Our COVID-19 connection with primitive cavemen

Some genes inherited from Neanderthals help defy the virus, others carry a risk of getting critically ill

Published - May 01, 2021 08:49 pm IST

Hosting a virus:  Understanding the host genome is paramount to studying both susceptibility and protection against the virus in a given population.

Hosting a virus: Understanding the host genome is paramount to studying both susceptibility and protection against the virus in a given population.

Viruses can only survive and multiply in host cells. Therefore, studying SARS-CoV-2 virus will require studying the host. As the viral genome takes the help of host machinery, understanding the host genome is paramount to studying both susceptibility and protection against the virus in a given population. This is the main aim of multiple groups and international consortia of researchers like the Severe Covid-19 genome-wide association study Group, the COVID-19 Host Genetics Initiative, and the Genetics of Mortality in Critical Care (GenOMICC).

A series of published studies from these consortia shed light on the host genome’s role in viral infection. These studies, published in NEJM,Nature and MedRxiv provide cues on how certain host genome regions confer an increased risk of developing the severe disease while others protect against the virus. Thus, studying the genomes of individuals in a group (for example, a particular genetic population group in India) can make us predict whether the individuals in that group are more or less likely to develop severe disease.

Crucial genes

The recent papers pointed out that a region on host chromosome 3 acts as a significant genetic risk factor towards getting seriously ill and, at the same time, a group of genes on chromosomes 6,12,19, and 21 protect us against the virus. Enzymes coded by the OAS gene family on chromosome 12, a component of the interferon-induced antiviral system, are of particular importance as they can act as a drug target against the virus. An independent study from Canada in Nature Medicine corroborated this by showing that a protein from the same component in blood protects against getting severely ill among European ancestry people.

Interestingly, evolutionary biologists in Sweden and Germany showed that the regions of host genomes that increase the risk of getting severely ill and protect against the virus were inherited from Neanderthals. How can Neanderthal genes both increase the risk of getting the severe disease and at the same time protect against the virus?

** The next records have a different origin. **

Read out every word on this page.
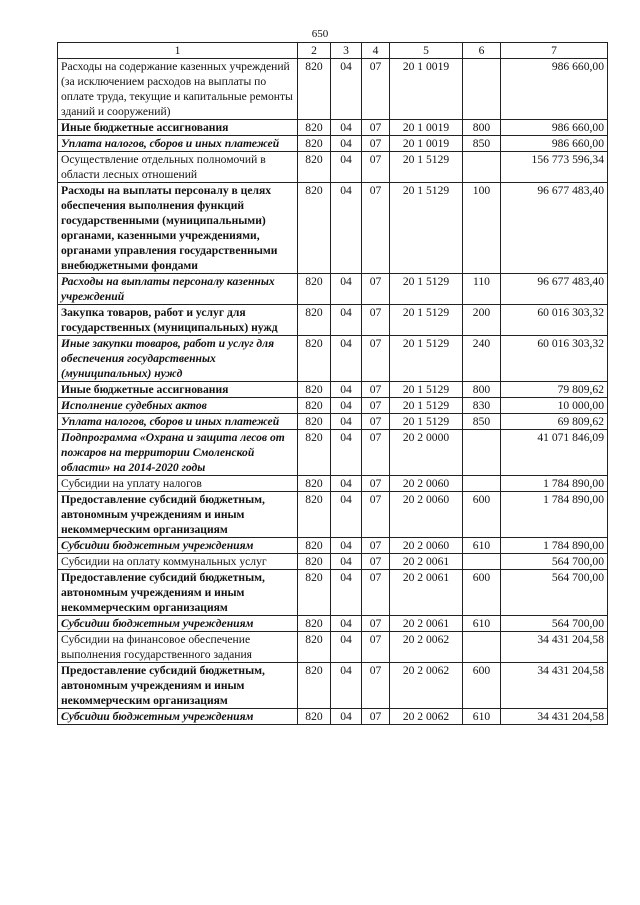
650
1	2	3	4	5	6	7
Расходы на содержание казенных учреждений (за исключением расходов на выплаты по оплате труда, текущие и капитальные ремонты зданий и сооружений)	820	04	07	20 1 0019		986 660,00
Иные бюджетные ассигнования	820	04	07	20 1 0019	800	986 660,00
Уплата налогов, сборов и иных платежей	820	04	07	20 1 0019	850	986 660,00
Осуществление отдельных полномочий в области лесных отношений	820	04	07	20 1 5129		156 773 596,34
Расходы на выплаты персоналу в целях обеспечения выполнения функций государственными (муниципальными) органами, казенными учреждениями, органами управления государственными внебюджетными фондами	820	04	07	20 1 5129	100	96 677 483,40
Расходы на выплаты персоналу казенных учреждений	820	04	07	20 1 5129	110	96 677 483,40
Закупка товаров, работ и услуг для государственных (муниципальных) нужд	820	04	07	20 1 5129	200	60 016 303,32
Иные закупки товаров, работ и услуг для обеспечения государственных (муниципальных) нужд	820	04	07	20 1 5129	240	60 016 303,32
Иные бюджетные ассигнования	820	04	07	20 1 5129	800	79 809,62
Исполнение судебных актов	820	04	07	20 1 5129	830	10 000,00
Уплата налогов, сборов и иных платежей	820	04	07	20 1 5129	850	69 809,62
Подпрограмма «Охрана и защита лесов от пожаров на территории Смоленской области» на 2014-2020 годы	820	04	07	20 2 0000		41 071 846,09
Субсидии на уплату налогов	820	04	07	20 2 0060		1 784 890,00
Предоставление субсидий бюджетным, автономным учреждениям и иным некоммерческим организациям	820	04	07	20 2 0060	600	1 784 890,00
Субсидии бюджетным учреждениям	820	04	07	20 2 0060	610	1 784 890,00
Субсидии на оплату коммунальных услуг	820	04	07	20 2 0061		564 700,00
Предоставление субсидий бюджетным, автономным учреждениям и иным некоммерческим организациям	820	04	07	20 2 0061	600	564 700,00
Субсидии бюджетным учреждениям	820	04	07	20 2 0061	610	564 700,00
Субсидии на финансовое обеспечение выполнения государственного задания	820	04	07	20 2 0062		34 431 204,58
Предоставление субсидий бюджетным, автономным учреждениям и иным некоммерческим организациям	820	04	07	20 2 0062	600	34 431 204,58
Субсидии бюджетным учреждениям	820	04	07	20 2 0062	610	34 431 204,58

Once, Neanderthals and modern humans came in contact with each other, and they interbred. As a result, genetic content between Neanderthals and humans got mixed in their offspring.

In their first paper, published in Nature, the researchers showed that modern-day humans share a stretch of 50,000 nucleotides (nucleotides are the basic building blocks of DNA) in chromosome 3 with Neanderthals. It is this stretch that increases their risk of getting severe COVID-19. They predicted that having a copy of this region of chromosome 3 nearly doubles the risk of getting severe COVID-19.

Push-pull effect

The same researchers published a second paper in PNAS showing that a part of host chromosome 12, previously shown to protect against the virus, also was inherited from Neanderthal genomes. While specific genes from Neanderthals are working against the virus and protecting us from getting a severe disease, others are associated with an increased risk of getting critically ill. This push and pull effect may be one of the intriguing facts about how the selection of genes happens during evolution.

These studies have special significance to India. About 50% of South Asians carry the region in chromosome 3 from Neanderthal genomes, the same region that make us more prone to getting severely sick with the virus. On the good Neanderthal gene front, nearly 30% of South Asians bear the chromosome 12 region that protects us from getting severely ill. As Indians are a diverse genetic group, the above risk was determined using samples used previously in an international consortium called the 1,000 genome project. The project is represented by Indian Gujaratis and Telugus, Pakistani Punjabis, and Bangladeshi Bengalis in the South Asian group. These recent studies only validate what the legendary evolutionary biologist Theodosius Dobzhansky wrote in his famous essay, “nothing in biology makes sense except in the light of evolution,” and makes perfect sense when one thinks about the evolution of host genomes concerning SARS-CoV-2 infection.

(Binay Panda is a Professor of Biotechnology at the Jawaharlal Nehru University, New Delhi.)